Quando, puntualmente ad interrompere i miei pensieri, la mano di mia madre mi si appoggiò sulla gamba destra e la sua voce pronunciò un lieve
"Ce l'abbiamo fatta Char, la casa e nostra!" e un ampio sorriso le occupò il viso, ormai stanco e rovinato.
Perfetto, pensai, persino meglio di ciò che potevamo aspettarci da quella strana città, piena di auto e smog.
Fissai l'orologio e la mia bocca si spalancò automaticamente. Già le cinque. La mia mente aveva vagato, ininterrottamente per più di tre ore!
Entrammo in quella casa, apparentemente molto accogliente, e la Signora Garin ci fece fare un giro di perlustrazione, lasciandoci immediatamente dopo con la frase: "Sarete molto stanche, è giusto che vi lasci riposare." e passandomi la mano tra i capelli ormai tendenti all'arancione scuro, per le corse ed il sudore.
Ce l'avevamo fatta!

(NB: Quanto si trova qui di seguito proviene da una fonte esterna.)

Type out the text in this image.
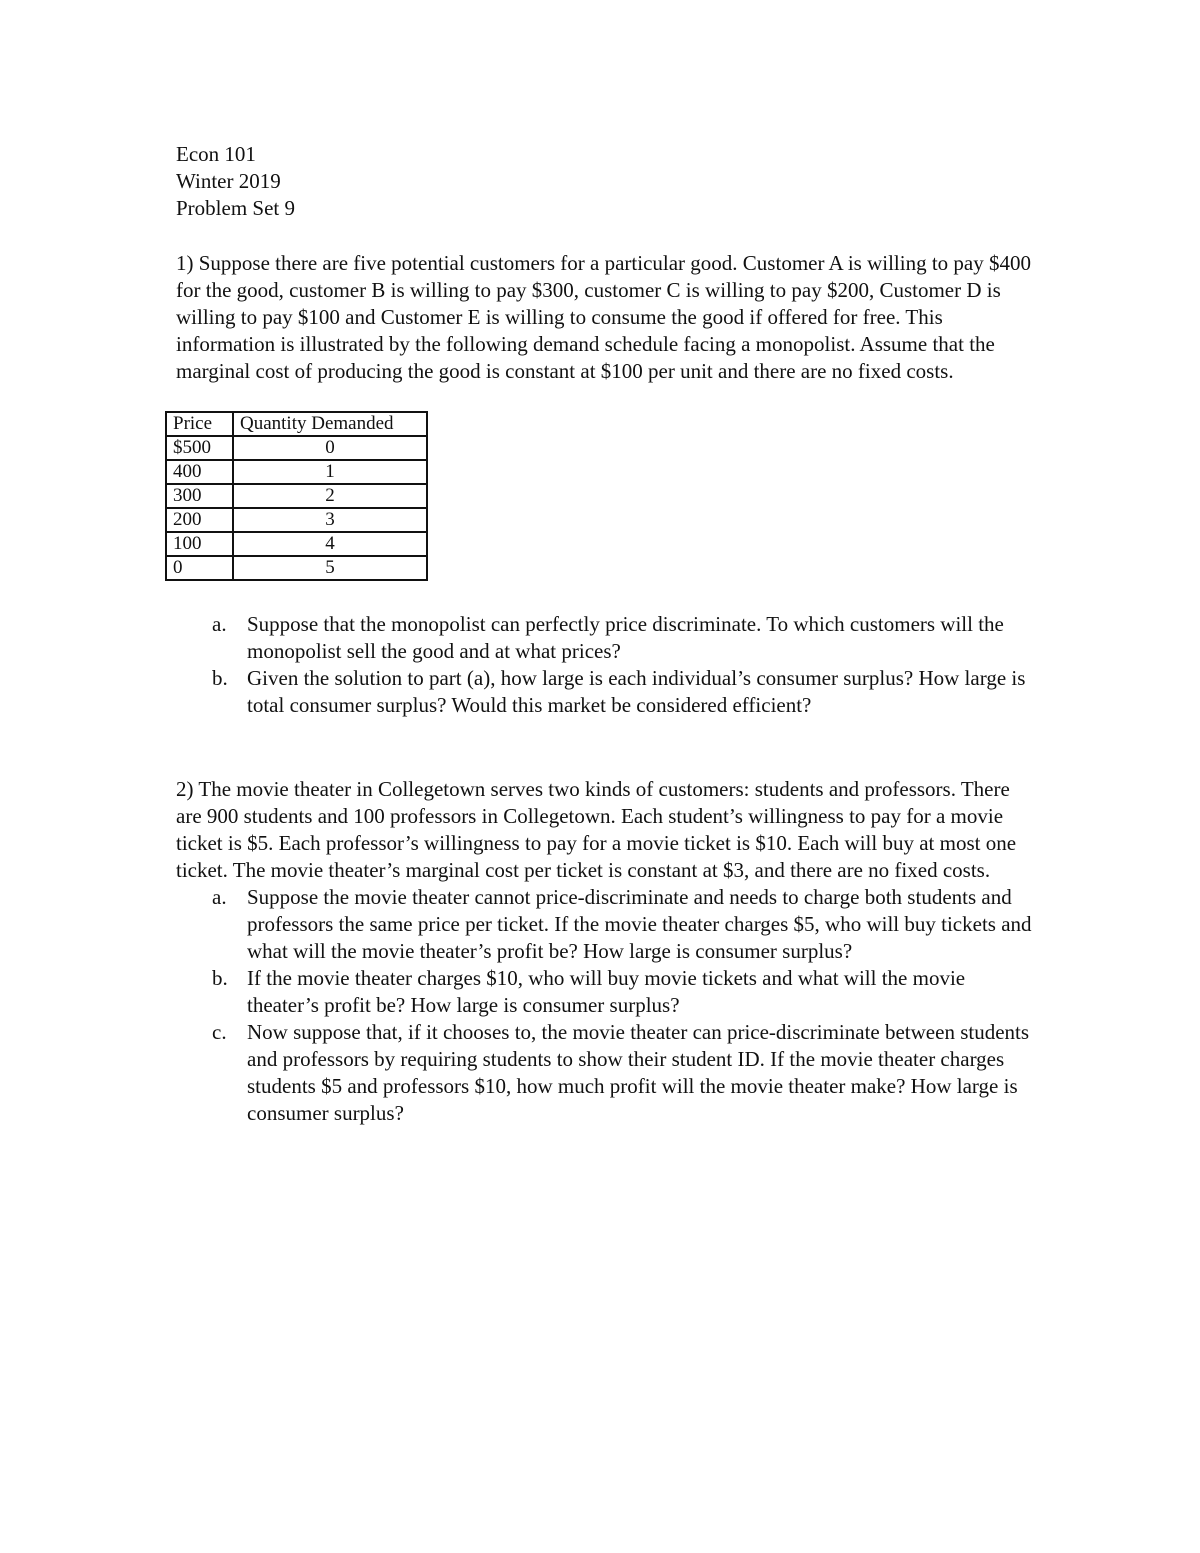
Econ 101
Winter 2019
Problem Set 9

1) Suppose there are five potential customers for a particular good. Customer A is willing to pay $400 for the good, customer B is willing to pay $300, customer C is willing to pay $200, Customer D is willing to pay $100 and Customer E is willing to consume the good if offered for free. This information is illustrated by the following demand schedule facing a monopolist. Assume that the marginal cost of producing the good is constant at $100 per unit and there are no fixed costs.

Price	Quantity Demanded
$500	0
400	1
300	2
200	3
100	4
0	5
a. Suppose that the monopolist can perfectly price discriminate. To which customers will the monopolist sell the good and at what prices?
b. Given the solution to part (a), how large is each individual’s consumer surplus? How large is total consumer surplus? Would this market be considered efficient?

2) The movie theater in Collegetown serves two kinds of customers: students and professors. There are 900 students and 100 professors in Collegetown. Each student’s willingness to pay for a movie ticket is $5. Each professor’s willingness to pay for a movie ticket is $10. Each will buy at most one ticket. The movie theater’s marginal cost per ticket is constant at $3, and there are no fixed costs.

a. Suppose the movie theater cannot price-discriminate and needs to charge both students and professors the same price per ticket. If the movie theater charges $5, who will buy tickets and what will the movie theater’s profit be? How large is consumer surplus?
b. If the movie theater charges $10, who will buy movie tickets and what will the movie theater’s profit be? How large is consumer surplus?
c. Now suppose that, if it chooses to, the movie theater can price-discriminate between students and professors by requiring students to show their student ID. If the movie theater charges students $5 and professors $10, how much profit will the movie theater make? How large is consumer surplus?
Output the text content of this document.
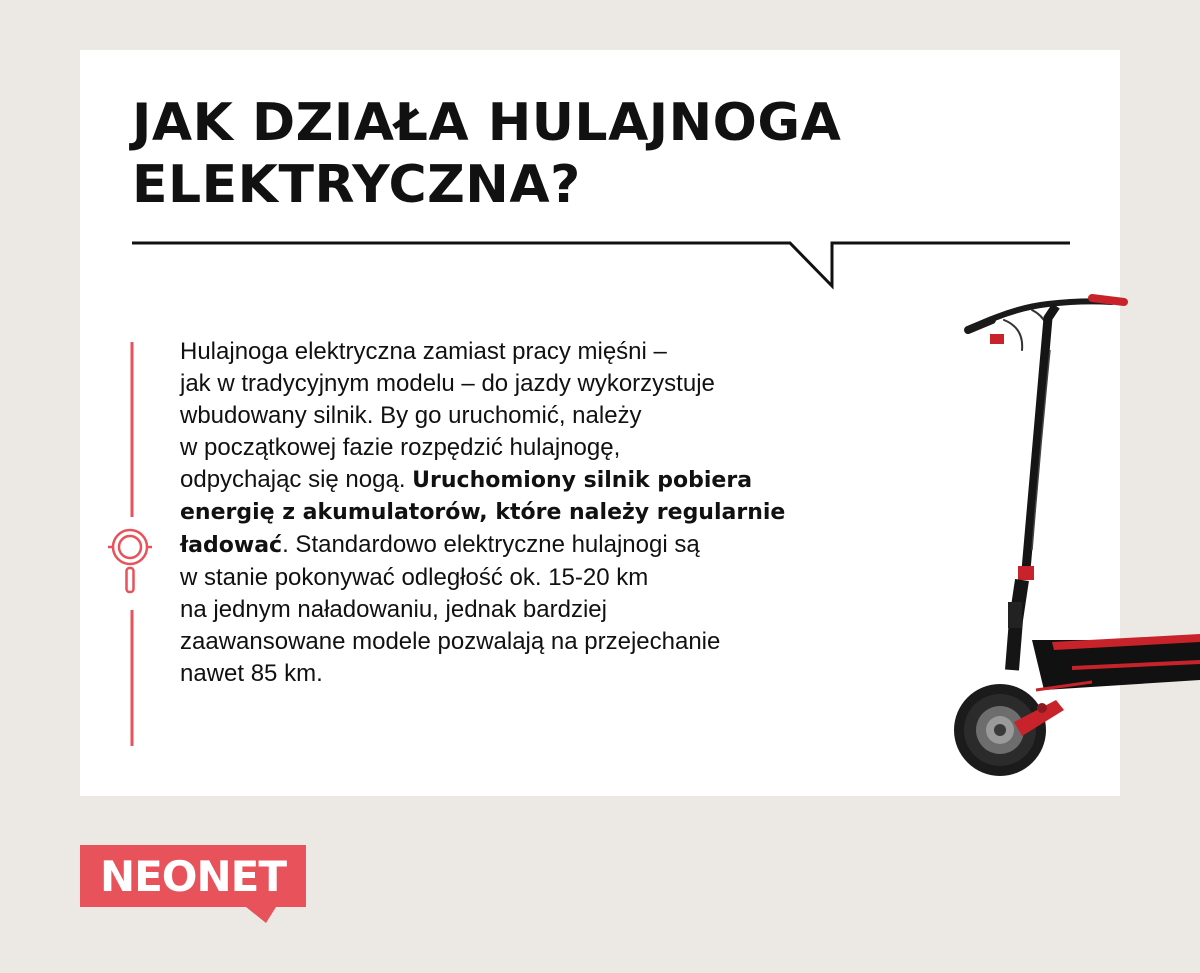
JAK DZIAŁA HULAJNOGA
ELEKTRYCZNA?

Hulajnoga elektryczna zamiast pracy mięśni –
jak w tradycyjnym modelu – do jazdy wykorzystuje
wbudowany silnik. By go uruchomić, należy
w początkowej fazie rozpędzić hulajnogę,
odpychając się nogą. Uruchomiony silnik pobiera
energię z akumulatorów, które należy regularnie
ładować. Standardowo elektryczne hulajnogi są
w stanie pokonywać odległość ok. 15-20 km
na jednym naładowaniu, jednak bardziej
zaawansowane modele pozwalają na przejechanie
nawet 85 km.

NEONET
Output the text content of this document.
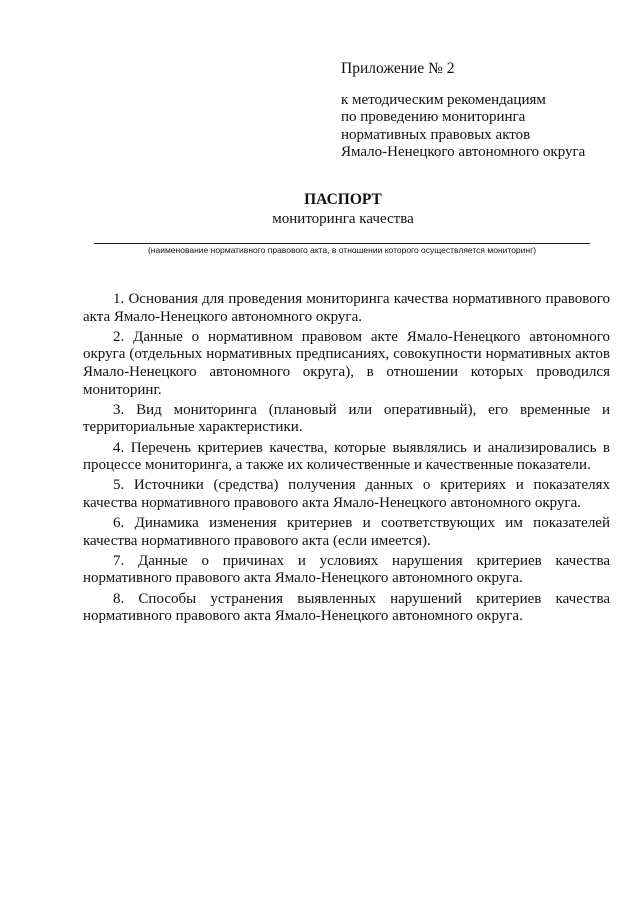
Приложение № 2
к методическим рекомендациям
по проведению мониторинга
нормативных правовых актов
Ямало-Ненецкого автономного округа
ПАСПОРТ
мониторинга качества
(наименование нормативного правового акта, в отношении которого осуществляется мониторинг)

1. Основания для проведения мониторинга качества нормативного правового акта Ямало-Ненецкого автономного округа.

2. Данные о нормативном правовом акте Ямало-Ненецкого автономного округа (отдельных нормативных предписаниях, совокупности нормативных актов Ямало-Ненецкого автономного округа), в отношении которых проводился мониторинг.

3. Вид мониторинга (плановый или оперативный), его временные и территориальные характеристики.

4. Перечень критериев качества, которые выявлялись и анализировались в процессе мониторинга, а также их количественные и качественные показатели.

5. Источники (средства) получения данных о критериях и показателях качества нормативного правового акта Ямало-Ненецкого автономного округа.

6. Динамика изменения критериев и соответствующих им показателей качества нормативного правового акта (если имеется).

7. Данные о причинах и условиях нарушения критериев качества нормативного правового акта Ямало-Ненецкого автономного округа.

8. Способы устранения выявленных нарушений критериев качества нормативного правового акта Ямало-Ненецкого автономного округа.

Avevamo una casa nuova e stavamo per cominciare una nuova vita, lontane dall'uomo che aveva rovinato l'esistenza a me e a mia madre, eppure qualcosa non andava.
Sentivo quel costante vuoto nel petto, quella voglia di scoppiare in un pianto disperato, ma non potevo. Io non potevo crollare. Così pensai potesse essere per lo stress dovuto al viaggio e decisi di andare a letto a riposare, immediatamente seguita dal mio cucciolo.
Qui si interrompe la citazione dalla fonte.